Em razão da gravidade do cenário apresentado pela Defensoria Pública no bojo destes autos, entendeu por bem este Relator consultar o andamento processual da ação originária, via acesso ao sistema informatizado mantido por esta Corte. Adotada a medida referida, constatou-se que o Juízo de primeiro grau concedeu a medida liminar requerida nos autos de origem, na data de 12 de março de 2020, autorizando a Impetrante a submeter-se a procedimento cirúrgico de interrupção de gravidez, com profissional especializado, no Hospital Regional de Eunápolis.



Confira-se, a seguir, o teor da aludida decisão, proferida na ação de origem, tombada sob o nº 0500034-59.2020.8.05.0079:



Cuida-se de ação pretendendo autorização para interrupção da gravidez promovida por Juliana Santos de Souza, através da Defensoria Pública do Estado da Bahia, ao argumento, em resumo, que está na 34ª semana de gestação, sendo que seu feto foi diagnosticado com anencefalia, a qual é incompatível com a vida extrauterina.

Relata que realizou ultrassonografia obstétrica, que constatou a ausência de calota craniana e cérebro no feto (anencefalia e acrania), conforme relatório médico que recomendou a interrupção da gestação.

Com o pedido foram juntados documentos (fls. 10-22).
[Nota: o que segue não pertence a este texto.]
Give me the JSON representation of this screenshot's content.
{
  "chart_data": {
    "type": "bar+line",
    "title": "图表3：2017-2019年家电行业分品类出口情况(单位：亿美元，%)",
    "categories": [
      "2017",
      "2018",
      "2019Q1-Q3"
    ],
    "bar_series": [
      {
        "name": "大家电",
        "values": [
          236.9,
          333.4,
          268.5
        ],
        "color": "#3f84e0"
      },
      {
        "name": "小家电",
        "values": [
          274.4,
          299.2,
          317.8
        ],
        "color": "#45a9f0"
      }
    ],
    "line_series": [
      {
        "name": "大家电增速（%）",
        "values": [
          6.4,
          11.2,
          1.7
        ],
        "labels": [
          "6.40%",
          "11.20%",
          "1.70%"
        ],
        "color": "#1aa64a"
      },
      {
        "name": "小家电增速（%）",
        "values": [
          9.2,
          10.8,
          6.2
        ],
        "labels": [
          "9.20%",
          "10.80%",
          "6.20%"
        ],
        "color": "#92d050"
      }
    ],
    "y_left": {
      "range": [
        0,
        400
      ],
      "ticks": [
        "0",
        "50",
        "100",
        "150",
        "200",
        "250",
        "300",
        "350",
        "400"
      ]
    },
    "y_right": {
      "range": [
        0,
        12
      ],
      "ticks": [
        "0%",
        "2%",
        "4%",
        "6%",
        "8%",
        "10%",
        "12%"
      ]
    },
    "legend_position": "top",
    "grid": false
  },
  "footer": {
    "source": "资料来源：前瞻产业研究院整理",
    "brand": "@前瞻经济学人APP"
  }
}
O Ministério Público foi instado a se manifestar no feito e opinou pelo deferimento do pedido.

É o relato. DECIDO.

A ADPF nº 54, ajuizada no ano de 2004 pela Confederação Nacional dos Trabalhadores na Saúde – CNTS e julgada em 12/04/2012, tinha como pedido a declaração da Inconstitucionalidade da interpretação dos artigos 124, 126 e 128, incisos I e II, do Código Penal – Decreto-Lei nº 2.848/40 - como impeditiva da antecipação terapêutica do parto em casos de gravidez de feto anencefálico, diagnosticados por médico habilitado, reconhecendo-se o direito subjetivo da gestante de assim agir sem a necessidade de apresentação prévia de autorização judicial ou qualquer outra forma de permissão específica do Estado.

A discussão da ADPF, portanto, era o pleno direito da mulher gestante de interromper a gravidez de feto comprovadamente portador de anencefalia, obstando-se, para tanto, qualquer interpretação aos artigos 124, 126, “caput”, e 128, incisos I e II, todos do Código Penal, que impedisse a plena realização deste direito. Não por outra razão, consignou o Relator Ministro Marco Aurélio em seu voto:

caber à mulher, e não ao Estado, sopesar valores e sentimentos de ordem estritamente privada, para deliberar pela interrupção, ou não, da gravidez. Cumpre à mulher, em seu íntimo, no espaço que lhe é reservado – no exercício do direito à privacidade –, sem temor de reprimenda, voltar-se para si mesma, refletir sobre as próprias concepções e avaliar se quer, ou não, levar a gestação adiante. Ao Estado não é dado intrometer-se. Ao Estado compete apenas se desincumbir do dever de informar e prestar apoio médico e psicológico à paciente, antes e depois da decisão, seja ela qual for. (...) Compete ao Supremo assegurar o exercício pleno da liberdade de escolha situada na esfera privada, em resguardo à vida e à saúde total da gestante, de forma a aliviá-la de sofrimento maior, porque evitável e infrutífero”. (páginas 66 e 68 do acórdão)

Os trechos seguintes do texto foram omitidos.